Les physiciens remarquèrent donc de bonne heure que si les hauteurs croissent comme les termes d'une progression arithmétiques, les pressions décroissent en progression géométrique, et ils virent là un de ces problèmes de la nature où les logarithmes trouvent leur application. Si, en effet, on considère, d'une part, deux couches atmosphériques à des distances x et x + X, on aura X pour la différence de hauteur; si, d'autre part, on appelle il et h les pressions correspondantes, on arrive à

X = M/C log H/h.

Cette formule, qui exprime la hauteur d'un lieu en fonction de la hauteur du baromètre, renferme un coefficient C, que l'expérience peut seule indiquer et qui dépend de la nature du liquide barométrique. C'est la densité de l'air relativement au mercure (le rapport de 1 centimètre cube d'air au poids de 136,596 g d'un égal volume de mercure à 0°), c'est, en un mot, CH, qu'il s'agit de déterminer exactement.

Quand Halley , Horrebow , Bouguer et même Laplace publièrent leurs formules, on ne connaissait pas encore exactement ni le poids spécifique de l'air ni celui du mercure. Il paraissait alors plus simple de calculer le coefficient d'après un ensemble d'observations barométriques faites à des hauteurs connues. C'est ainsi que Horrebow, partant, d'accord avec La Hire, de la donnée qu'à la hauteur de 75 pieds le baromètre tombe de 336 lignes à 335, trouva ce coefficient = 10800 . 2 1/3 . 2,30258 = 58025 pieds (environ 18740 mètres). Des observateurs ultérieurs trouvèrent 18 393 mètres. Ce qui complique la formule, c'est qu'il faut aussi tenir compte de la différence de température aux deux stations, du coefficient de dilatation de l'air, de la latitude du lieu, de la tension de la vapeur aqueuse, enfin de la variation de l'intensité de la pesanteur à mesure que l'on s'élève dans l'atmosphère.

Variations barométriques.
L'usage le plus fréquent du baromètre consiste à lire simplement sur une échelle qui s'y trouve adaptée, les changements de poids que présente l'atmosphère. Déjà Pascal, Beal, Wallis, Garcin, etc., avaient observé que quelque temps avant la pluie le baromètre baisse, tandis qu'il s'élève à l'approche du beau temps. Ce fait, Deluc essaya le premier de l'expliquer par l'action de la vapeur d'eau, mêlée à l'atmosphère d'où elle se précipite. L'hypothèse de Deluc, adoptée par Lampadius et Hube, fut plus tard abandonnée comme inexacte par l'auteur lui-même.

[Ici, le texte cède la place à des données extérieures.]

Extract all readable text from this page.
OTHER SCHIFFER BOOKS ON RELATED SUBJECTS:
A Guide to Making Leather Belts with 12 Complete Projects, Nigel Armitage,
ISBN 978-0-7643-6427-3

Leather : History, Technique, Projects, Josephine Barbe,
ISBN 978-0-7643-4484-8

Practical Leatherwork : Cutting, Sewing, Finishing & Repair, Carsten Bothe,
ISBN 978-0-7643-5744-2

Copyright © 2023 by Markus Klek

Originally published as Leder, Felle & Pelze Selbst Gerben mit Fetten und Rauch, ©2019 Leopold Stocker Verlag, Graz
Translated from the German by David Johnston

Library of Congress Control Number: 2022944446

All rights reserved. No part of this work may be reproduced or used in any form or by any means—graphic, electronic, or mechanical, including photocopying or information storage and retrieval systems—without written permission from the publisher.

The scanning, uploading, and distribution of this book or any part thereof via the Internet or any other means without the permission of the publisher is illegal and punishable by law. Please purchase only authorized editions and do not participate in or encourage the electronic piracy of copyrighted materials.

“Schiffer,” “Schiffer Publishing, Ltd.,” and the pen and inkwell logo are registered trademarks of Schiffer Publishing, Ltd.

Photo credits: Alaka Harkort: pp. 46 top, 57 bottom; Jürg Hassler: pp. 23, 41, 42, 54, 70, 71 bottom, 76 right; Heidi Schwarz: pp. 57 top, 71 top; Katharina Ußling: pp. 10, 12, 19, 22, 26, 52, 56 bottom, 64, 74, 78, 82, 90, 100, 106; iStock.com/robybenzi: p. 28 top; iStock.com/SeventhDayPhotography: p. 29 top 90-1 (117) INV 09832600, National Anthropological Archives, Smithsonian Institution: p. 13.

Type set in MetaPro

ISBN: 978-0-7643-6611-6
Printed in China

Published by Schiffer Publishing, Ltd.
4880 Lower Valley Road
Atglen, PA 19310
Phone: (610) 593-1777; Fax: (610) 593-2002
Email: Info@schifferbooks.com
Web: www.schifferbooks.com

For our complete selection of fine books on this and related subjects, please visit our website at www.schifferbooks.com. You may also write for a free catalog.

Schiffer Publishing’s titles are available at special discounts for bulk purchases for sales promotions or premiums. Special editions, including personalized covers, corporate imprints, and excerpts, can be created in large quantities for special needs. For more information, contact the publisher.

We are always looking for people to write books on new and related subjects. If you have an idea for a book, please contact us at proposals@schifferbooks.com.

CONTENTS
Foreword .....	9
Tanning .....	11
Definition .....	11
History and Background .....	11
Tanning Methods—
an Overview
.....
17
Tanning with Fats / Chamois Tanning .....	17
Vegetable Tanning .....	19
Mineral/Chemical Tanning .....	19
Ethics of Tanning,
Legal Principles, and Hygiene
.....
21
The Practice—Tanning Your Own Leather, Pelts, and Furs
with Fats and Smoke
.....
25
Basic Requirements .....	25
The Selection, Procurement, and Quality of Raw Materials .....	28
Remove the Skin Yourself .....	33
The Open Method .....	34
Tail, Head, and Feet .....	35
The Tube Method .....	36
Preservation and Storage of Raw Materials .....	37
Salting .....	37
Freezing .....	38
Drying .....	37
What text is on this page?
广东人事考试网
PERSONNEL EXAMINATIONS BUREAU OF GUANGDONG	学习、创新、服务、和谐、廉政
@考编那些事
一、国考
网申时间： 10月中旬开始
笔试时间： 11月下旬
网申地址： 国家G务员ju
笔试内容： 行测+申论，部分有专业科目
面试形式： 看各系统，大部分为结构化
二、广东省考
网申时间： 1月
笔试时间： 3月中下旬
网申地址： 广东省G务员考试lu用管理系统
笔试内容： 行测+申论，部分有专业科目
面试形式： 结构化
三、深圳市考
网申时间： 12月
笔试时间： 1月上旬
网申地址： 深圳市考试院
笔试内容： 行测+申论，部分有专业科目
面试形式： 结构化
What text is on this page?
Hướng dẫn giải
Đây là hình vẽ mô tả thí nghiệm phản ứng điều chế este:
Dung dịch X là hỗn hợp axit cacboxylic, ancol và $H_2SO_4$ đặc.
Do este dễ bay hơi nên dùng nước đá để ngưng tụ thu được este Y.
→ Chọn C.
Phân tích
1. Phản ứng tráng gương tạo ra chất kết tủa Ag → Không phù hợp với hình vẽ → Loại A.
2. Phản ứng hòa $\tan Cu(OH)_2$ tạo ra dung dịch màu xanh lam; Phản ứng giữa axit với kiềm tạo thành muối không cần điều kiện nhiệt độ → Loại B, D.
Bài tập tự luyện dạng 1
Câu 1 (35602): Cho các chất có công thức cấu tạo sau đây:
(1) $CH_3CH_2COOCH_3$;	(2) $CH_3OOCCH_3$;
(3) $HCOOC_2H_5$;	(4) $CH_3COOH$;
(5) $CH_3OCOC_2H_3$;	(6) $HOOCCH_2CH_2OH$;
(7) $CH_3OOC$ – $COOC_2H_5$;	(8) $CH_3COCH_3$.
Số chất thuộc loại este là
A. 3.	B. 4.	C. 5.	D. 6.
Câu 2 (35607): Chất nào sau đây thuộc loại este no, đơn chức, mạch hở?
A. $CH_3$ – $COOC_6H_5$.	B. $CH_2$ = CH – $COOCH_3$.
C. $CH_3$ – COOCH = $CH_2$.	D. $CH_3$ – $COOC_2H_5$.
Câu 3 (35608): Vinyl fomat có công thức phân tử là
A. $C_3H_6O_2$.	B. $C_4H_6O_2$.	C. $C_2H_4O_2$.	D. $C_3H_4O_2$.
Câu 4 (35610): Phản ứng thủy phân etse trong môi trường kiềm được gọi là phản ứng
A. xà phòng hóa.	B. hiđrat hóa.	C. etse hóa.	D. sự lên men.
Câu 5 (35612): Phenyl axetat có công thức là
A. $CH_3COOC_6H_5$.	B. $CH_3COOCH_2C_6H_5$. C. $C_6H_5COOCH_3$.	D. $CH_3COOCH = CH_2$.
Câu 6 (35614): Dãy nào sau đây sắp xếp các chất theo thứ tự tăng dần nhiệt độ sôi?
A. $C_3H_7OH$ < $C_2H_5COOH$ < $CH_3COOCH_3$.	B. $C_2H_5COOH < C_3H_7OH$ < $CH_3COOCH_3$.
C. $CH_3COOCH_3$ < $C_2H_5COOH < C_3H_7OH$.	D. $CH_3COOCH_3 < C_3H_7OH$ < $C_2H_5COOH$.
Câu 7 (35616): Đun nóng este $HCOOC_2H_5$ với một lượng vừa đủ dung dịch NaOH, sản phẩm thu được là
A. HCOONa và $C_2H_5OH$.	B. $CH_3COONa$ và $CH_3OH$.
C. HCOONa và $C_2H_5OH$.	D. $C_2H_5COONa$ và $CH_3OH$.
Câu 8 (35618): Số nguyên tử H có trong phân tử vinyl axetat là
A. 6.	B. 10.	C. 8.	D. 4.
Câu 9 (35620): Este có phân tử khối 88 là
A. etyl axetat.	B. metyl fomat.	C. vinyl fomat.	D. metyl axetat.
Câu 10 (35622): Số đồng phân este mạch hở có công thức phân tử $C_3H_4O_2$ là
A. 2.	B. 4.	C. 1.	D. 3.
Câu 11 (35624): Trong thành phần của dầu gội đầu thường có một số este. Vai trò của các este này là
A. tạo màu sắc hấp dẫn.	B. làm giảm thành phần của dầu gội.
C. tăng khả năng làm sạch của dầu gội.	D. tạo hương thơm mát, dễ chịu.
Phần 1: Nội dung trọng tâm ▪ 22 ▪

En 1715 , l'Académie de Bordeaux mit au concours la question de déterminer la cause des variations barométriques. Le prix fut remporté par O. de Mairan, de Béziers. Ce physicien en trouva, comme Halley, la cause dans les vents qui agitent l'atmosphère. Pour justifier son opinion, il part de la nécessité de distinguer le poids absolu d'un corps de son poids relatif. Le poids absolu ne peut être augmenté ou diminué que par une addition ou une soustraction de la matière; le poids relatif peut varier à l'infini sans que le poids absolu change. C'est du poids relatif de l'atmosphère que dépend, ajoute de Mairan, la principale cause des variations barométriques. Quand l'atmosphère est au repos, elle presse la terre par son poids absolu; mais dès qu'elle se meut, elle n'y pèse que par son poids relatif. C'est ainsi, dit-il, qu'une boule, qui roule sur une table unie, y pèse moins que lorsqu'elle s'y tient immobile. Le savant physicien cite ici les chars des héros d'Homère, qui, soulevant la poussière, glissent rapidement sur le sol où ils laissent à peine leurs empreintes... L'opinion de Mairan, combattue par Hartsoeker, était au fond la même que celle de Hauksbee, qui fut généralement adoptée.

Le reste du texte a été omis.